The case centred on whether Leigh Day made prohibited referral fees adding up to £75,000; failed to deliver crucial documents to the Al-Sweady Inquiry into allegations of abuses by British soldiers in Iraq; and continued to maintain allegations and to seek damages "when it was improper to do so". Day and Malik contested the allegations. The charges dated back to the five-year Al-Sweady inquiry into civilian claims of abuse by British soldiers in 2004 during the Iraq War. The inquiry was concluded in 2014 when chairman Sir Thayne Forbes declared many of the claims were false or exaggerated.
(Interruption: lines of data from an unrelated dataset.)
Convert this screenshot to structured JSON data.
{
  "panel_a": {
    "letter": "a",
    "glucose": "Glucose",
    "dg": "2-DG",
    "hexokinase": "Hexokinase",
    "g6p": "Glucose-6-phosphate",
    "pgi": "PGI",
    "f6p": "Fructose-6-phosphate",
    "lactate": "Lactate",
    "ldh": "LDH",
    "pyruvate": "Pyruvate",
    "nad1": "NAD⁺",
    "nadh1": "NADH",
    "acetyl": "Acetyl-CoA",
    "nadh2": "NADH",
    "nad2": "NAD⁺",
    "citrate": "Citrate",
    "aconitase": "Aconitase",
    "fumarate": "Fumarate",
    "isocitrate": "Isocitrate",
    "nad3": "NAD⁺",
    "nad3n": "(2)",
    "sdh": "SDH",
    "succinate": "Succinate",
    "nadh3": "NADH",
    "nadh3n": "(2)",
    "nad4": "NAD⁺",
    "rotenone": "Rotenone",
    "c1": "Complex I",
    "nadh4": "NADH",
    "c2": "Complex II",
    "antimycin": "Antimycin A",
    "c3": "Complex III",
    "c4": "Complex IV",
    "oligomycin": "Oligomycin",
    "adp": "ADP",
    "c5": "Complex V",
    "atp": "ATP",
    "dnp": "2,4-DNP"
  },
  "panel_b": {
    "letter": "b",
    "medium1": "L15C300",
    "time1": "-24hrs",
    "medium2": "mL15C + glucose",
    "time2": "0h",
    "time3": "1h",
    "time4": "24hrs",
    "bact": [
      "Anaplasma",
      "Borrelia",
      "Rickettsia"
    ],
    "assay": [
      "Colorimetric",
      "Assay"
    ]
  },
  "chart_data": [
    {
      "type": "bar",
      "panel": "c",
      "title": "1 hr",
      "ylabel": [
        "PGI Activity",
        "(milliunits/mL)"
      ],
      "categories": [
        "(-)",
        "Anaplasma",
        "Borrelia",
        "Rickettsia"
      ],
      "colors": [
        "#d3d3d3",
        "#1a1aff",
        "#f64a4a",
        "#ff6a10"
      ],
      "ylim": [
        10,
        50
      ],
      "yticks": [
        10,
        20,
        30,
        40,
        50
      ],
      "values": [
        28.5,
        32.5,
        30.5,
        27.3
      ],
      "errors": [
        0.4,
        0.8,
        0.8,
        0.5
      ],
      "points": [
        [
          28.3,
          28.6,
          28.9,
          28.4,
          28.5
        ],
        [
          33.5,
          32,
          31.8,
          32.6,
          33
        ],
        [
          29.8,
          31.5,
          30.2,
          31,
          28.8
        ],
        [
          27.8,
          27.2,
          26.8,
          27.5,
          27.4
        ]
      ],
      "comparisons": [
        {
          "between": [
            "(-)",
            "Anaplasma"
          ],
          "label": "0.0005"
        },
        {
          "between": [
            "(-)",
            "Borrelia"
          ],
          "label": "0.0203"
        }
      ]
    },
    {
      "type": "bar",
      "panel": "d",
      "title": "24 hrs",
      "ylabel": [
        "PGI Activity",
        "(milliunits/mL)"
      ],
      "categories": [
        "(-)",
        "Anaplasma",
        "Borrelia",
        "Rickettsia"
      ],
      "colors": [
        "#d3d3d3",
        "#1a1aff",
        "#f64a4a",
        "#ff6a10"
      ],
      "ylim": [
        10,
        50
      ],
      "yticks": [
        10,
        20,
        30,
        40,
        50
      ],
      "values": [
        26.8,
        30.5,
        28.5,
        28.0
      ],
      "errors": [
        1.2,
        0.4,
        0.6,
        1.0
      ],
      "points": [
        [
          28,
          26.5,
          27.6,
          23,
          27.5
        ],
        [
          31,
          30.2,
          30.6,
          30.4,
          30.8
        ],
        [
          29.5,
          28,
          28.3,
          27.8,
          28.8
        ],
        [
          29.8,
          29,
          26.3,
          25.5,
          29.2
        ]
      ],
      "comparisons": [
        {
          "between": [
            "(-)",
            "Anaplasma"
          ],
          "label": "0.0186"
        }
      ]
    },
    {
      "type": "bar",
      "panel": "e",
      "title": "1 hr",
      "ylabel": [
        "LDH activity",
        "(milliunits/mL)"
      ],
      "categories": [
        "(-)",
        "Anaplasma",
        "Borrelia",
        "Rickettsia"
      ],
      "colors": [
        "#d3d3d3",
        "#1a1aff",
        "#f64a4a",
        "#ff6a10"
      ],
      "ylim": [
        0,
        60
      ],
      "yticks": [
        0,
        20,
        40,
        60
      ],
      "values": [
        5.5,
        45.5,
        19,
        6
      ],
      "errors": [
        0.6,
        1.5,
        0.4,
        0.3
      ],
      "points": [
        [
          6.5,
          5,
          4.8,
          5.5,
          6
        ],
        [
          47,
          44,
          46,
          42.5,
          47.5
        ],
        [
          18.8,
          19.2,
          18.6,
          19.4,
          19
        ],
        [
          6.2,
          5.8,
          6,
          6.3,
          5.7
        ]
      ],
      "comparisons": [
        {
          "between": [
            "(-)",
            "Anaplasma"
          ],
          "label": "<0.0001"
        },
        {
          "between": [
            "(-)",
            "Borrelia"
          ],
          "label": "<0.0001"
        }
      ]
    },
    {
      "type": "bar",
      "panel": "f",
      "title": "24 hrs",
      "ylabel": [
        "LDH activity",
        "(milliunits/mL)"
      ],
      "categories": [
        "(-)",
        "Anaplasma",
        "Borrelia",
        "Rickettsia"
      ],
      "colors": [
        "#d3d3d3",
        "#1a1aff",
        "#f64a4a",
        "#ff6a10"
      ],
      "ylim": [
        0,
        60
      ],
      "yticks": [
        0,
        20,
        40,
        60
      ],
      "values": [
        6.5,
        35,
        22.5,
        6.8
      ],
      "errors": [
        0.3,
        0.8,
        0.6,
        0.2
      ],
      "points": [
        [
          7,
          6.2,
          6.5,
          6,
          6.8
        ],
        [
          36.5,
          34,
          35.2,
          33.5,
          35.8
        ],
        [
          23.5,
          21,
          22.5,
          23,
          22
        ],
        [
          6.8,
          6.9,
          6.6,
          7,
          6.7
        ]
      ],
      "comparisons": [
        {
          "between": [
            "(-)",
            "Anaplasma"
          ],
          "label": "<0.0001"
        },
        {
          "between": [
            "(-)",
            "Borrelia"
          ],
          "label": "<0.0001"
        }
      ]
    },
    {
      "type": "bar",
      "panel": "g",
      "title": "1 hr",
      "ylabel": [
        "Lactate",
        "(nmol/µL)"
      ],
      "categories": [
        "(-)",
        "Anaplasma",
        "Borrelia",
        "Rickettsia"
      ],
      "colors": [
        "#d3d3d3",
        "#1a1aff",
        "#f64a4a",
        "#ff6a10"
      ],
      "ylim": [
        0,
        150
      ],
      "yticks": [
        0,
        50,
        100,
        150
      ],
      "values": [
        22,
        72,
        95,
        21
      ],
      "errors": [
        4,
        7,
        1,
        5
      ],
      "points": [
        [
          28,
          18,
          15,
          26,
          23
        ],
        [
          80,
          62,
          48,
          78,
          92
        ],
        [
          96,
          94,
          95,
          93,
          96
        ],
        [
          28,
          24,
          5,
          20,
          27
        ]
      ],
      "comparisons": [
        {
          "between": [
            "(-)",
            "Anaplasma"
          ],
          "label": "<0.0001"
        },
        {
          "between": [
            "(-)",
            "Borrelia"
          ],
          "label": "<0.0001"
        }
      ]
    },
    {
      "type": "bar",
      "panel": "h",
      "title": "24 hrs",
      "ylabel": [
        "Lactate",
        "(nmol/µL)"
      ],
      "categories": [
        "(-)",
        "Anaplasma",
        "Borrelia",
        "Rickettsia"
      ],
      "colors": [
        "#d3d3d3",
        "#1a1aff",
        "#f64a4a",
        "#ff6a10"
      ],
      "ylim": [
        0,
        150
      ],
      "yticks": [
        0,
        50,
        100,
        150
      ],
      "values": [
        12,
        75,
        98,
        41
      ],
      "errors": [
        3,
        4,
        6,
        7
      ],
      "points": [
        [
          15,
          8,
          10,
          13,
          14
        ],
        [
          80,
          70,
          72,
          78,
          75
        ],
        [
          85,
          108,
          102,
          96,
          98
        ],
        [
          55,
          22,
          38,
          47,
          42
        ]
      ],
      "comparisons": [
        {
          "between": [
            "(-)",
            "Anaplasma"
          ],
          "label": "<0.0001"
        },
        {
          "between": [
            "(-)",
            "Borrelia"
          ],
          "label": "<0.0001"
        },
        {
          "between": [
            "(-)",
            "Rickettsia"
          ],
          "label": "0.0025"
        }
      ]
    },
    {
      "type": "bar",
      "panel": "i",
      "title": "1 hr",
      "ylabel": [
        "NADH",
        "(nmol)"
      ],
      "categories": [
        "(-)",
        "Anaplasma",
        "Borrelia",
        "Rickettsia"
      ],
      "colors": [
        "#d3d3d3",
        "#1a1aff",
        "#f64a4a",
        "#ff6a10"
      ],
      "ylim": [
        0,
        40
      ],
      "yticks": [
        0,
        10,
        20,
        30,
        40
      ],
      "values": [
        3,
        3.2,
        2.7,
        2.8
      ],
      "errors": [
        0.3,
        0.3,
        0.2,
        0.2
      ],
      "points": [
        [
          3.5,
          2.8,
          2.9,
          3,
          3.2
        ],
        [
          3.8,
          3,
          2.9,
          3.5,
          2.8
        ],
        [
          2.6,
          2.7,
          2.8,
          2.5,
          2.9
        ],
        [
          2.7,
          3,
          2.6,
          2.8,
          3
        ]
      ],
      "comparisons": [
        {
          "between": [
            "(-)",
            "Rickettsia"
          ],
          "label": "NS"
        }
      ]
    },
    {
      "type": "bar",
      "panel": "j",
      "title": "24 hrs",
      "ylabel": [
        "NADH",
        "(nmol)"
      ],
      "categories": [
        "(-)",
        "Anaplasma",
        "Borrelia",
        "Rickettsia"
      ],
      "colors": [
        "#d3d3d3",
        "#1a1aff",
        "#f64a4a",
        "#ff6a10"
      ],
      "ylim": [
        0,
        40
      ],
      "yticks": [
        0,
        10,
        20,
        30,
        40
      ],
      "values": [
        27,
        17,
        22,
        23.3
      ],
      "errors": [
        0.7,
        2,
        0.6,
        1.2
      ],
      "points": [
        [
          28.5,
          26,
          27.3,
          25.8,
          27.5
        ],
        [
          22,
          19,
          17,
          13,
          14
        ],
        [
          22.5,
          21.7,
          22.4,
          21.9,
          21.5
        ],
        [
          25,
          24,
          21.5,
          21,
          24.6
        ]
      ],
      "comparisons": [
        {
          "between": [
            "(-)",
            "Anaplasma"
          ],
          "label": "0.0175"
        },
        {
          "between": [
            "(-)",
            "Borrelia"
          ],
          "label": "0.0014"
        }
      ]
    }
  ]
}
In the report, Forbes said the most serious claims "have been found to be wholly without foundation and entirely the product of deliberate lies, reckless speculation and ingrained hostility". On 12 June 2017, Leigh Day was cleared of all misconduct charges by the Solicitors Disciplinary Tribunal.

===Mau Mau Uprising===
Day helped to fight for the right of Kenyan victims of torture at the hands of colonial officials during the 1950s Mau Mau Uprising to sue the UK government for compensation. Leigh Day sued the British government on behalf of 5,228 former insurgents in 2010, and the British Foreign Office agreed to a £19.9 million settlement in 2013.

In October 2014, the Law Society of Kenya launched legal proceedings against Leigh Day at the High Court in Nairobi, claiming that the £6.6 million claimed by the firm in legal fees was disproportionate to the compensation provided to the Mau Mau torture victims. The Law Society complaint also alleged that Leigh Day had practised in Kenya without being qualified to represent the claimants and without a valid licence. Leigh Day was also accused of failing to distribute compensation in full and fabricating some of the names on the list of victims.

==Journalism==
Day has also written articles for The Guardian and The Times.

==Honours==
In 2014, Day was awarded an honorary Doctor of Laws degree by the University of Warwick.